Investments in material (i.e. financially relevant) sustainability issues can enhance value for shareholders while investments in immaterial sustainability issues have little or negative value implications. This is an important outcome of a paper published in mid-2015 by Kan et al. from Harvard Business School. Their main finding is that firms with good performance on material sustainability issues significantly outperform (in terms of stock market performance) firms with poor performance.
In our analysis, we assess those factors that are likely to have a material impact on the long-term sustainability of a company's business model and its share price. We focus on determining a company’s earnings power: will it be able to continue its record of earnings? What is the quality of the generated earnings? Are they based on growth opportunities, efficiencies or balance sheet optimization? What is this company's sustainable competitive advantage? We want firms to have an enduring capability to create value and sustain a competitive advantage based on strong ESG performance on material issues.

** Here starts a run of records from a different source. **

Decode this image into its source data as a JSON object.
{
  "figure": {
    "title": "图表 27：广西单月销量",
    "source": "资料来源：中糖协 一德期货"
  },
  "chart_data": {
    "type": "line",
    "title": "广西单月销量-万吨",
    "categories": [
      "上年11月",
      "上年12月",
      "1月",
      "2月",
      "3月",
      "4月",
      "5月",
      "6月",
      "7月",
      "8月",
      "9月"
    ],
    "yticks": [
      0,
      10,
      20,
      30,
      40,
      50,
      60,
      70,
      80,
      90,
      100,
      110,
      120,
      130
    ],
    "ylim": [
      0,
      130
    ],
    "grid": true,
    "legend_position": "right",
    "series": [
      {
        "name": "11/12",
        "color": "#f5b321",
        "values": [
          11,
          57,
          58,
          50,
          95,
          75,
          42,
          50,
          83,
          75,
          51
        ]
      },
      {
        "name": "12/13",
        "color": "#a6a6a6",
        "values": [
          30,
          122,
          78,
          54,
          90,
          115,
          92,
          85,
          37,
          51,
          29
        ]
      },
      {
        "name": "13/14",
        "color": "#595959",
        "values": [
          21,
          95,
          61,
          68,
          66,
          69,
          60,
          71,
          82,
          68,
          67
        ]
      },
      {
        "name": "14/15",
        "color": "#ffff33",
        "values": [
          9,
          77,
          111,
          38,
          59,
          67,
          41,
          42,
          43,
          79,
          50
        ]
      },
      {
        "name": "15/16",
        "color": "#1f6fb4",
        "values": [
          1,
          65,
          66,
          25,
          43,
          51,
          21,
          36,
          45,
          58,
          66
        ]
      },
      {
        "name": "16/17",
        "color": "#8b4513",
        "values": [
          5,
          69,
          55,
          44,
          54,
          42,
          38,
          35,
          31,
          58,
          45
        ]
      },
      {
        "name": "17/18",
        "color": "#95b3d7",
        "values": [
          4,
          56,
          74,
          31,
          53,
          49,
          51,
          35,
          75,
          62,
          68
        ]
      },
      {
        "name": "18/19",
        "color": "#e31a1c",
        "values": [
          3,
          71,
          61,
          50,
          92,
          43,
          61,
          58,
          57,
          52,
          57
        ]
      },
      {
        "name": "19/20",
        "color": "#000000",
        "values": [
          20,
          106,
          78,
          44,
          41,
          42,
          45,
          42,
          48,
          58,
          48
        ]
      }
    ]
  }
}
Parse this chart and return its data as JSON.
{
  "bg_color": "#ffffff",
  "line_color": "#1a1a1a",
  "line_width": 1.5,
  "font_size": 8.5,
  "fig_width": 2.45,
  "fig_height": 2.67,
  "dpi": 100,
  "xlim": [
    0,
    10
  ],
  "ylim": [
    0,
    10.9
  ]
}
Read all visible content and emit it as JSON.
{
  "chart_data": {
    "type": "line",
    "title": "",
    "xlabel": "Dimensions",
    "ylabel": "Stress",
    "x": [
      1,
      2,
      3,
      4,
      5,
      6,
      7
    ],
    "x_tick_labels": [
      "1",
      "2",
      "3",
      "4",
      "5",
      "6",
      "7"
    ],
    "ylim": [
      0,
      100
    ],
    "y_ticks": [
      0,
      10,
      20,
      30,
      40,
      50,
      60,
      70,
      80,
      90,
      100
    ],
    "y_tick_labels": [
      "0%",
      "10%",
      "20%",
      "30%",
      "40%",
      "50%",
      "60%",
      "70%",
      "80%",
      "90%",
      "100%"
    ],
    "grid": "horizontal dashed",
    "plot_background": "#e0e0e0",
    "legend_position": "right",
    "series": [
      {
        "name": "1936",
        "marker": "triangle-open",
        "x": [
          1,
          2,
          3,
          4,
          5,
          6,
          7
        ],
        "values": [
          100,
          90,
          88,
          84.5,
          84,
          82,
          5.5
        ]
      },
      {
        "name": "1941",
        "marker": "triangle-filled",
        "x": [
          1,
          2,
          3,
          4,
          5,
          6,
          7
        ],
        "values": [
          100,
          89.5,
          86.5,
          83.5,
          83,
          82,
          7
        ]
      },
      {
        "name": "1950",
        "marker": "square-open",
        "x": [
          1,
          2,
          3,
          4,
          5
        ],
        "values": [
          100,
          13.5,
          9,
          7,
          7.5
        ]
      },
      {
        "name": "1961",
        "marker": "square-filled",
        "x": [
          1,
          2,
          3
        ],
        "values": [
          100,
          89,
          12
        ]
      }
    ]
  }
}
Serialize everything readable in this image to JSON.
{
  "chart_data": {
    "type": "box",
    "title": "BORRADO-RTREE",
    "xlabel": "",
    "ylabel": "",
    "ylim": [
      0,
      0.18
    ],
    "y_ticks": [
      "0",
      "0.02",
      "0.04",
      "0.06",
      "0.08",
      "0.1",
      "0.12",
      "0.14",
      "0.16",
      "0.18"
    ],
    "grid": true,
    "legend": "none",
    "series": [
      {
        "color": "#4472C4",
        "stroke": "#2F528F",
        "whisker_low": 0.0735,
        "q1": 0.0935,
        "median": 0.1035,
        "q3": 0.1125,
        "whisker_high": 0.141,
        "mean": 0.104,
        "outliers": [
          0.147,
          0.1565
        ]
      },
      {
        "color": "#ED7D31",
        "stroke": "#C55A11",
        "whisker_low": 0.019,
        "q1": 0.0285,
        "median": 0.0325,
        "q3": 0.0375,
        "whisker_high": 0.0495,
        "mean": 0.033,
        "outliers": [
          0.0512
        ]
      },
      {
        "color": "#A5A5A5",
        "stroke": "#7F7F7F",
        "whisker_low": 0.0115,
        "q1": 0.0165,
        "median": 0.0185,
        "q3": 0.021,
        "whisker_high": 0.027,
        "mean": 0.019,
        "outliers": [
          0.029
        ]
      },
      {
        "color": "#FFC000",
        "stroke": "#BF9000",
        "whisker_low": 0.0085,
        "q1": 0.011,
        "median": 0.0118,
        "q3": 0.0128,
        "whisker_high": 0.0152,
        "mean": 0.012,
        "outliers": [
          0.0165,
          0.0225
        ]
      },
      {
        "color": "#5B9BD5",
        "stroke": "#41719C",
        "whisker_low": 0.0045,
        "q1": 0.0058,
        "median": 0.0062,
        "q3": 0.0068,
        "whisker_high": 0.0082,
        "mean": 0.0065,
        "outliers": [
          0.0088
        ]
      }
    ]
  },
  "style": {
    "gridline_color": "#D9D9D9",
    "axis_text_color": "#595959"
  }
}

We focus our analysis on property & casualty (P&C) insurers for a number of reasons:
Several mega trends are impacting the P&C insurance industry. Examples are global aging, economic uncertainty, digitization and regulations. Insurers will be dealing with significant business model evolutions impacting their value chain and profitability. With many macro trends unfolding the P&C industry will look different ten years from now. We see it as the role of insurance companies and their management teams to anticipate the resulting risks and opportunities.
For the insurance sector, risk management and corporate governance stand out as the two dominant material themes. Central to our thinking is how these factors impact a P&C insurer’s profitability.
Not all returns on equity (ROEs) are equal. To investigate the quality and sustainability of a company’s ROE, we use a proprietary framework, the Sustainable ROE Analyzer, which links return on equity to industry-specific and ESG/ long-term themes. It establishes a direct relationship between industry metrics such as customer retention rates, claims ratio, expense ratio and reserve releases on the one hand and ESG and long-term themes such as customer satisfaction, changing weather patterns, data analytics/ big data and risk management on the other hand. For the P&C insurance industry, we come up with the following important drivers of ROEs:
Linking ESG scores (from RobecoSAM) with expected ROEs (Bloomberg consensus) we find that a high ESG score does not automatically imply a high level of relative profitability.
In other words, more factors explain a high profitability other than just ESG related topics.
Our Sustainable ROE Analyzer is a useful tool to focus on those profitability drivers that determine both the quality and the sustainability of a company’s ROE. We see it as a practical solution to looking at materiality and how this translates into financial value creation for shareholders.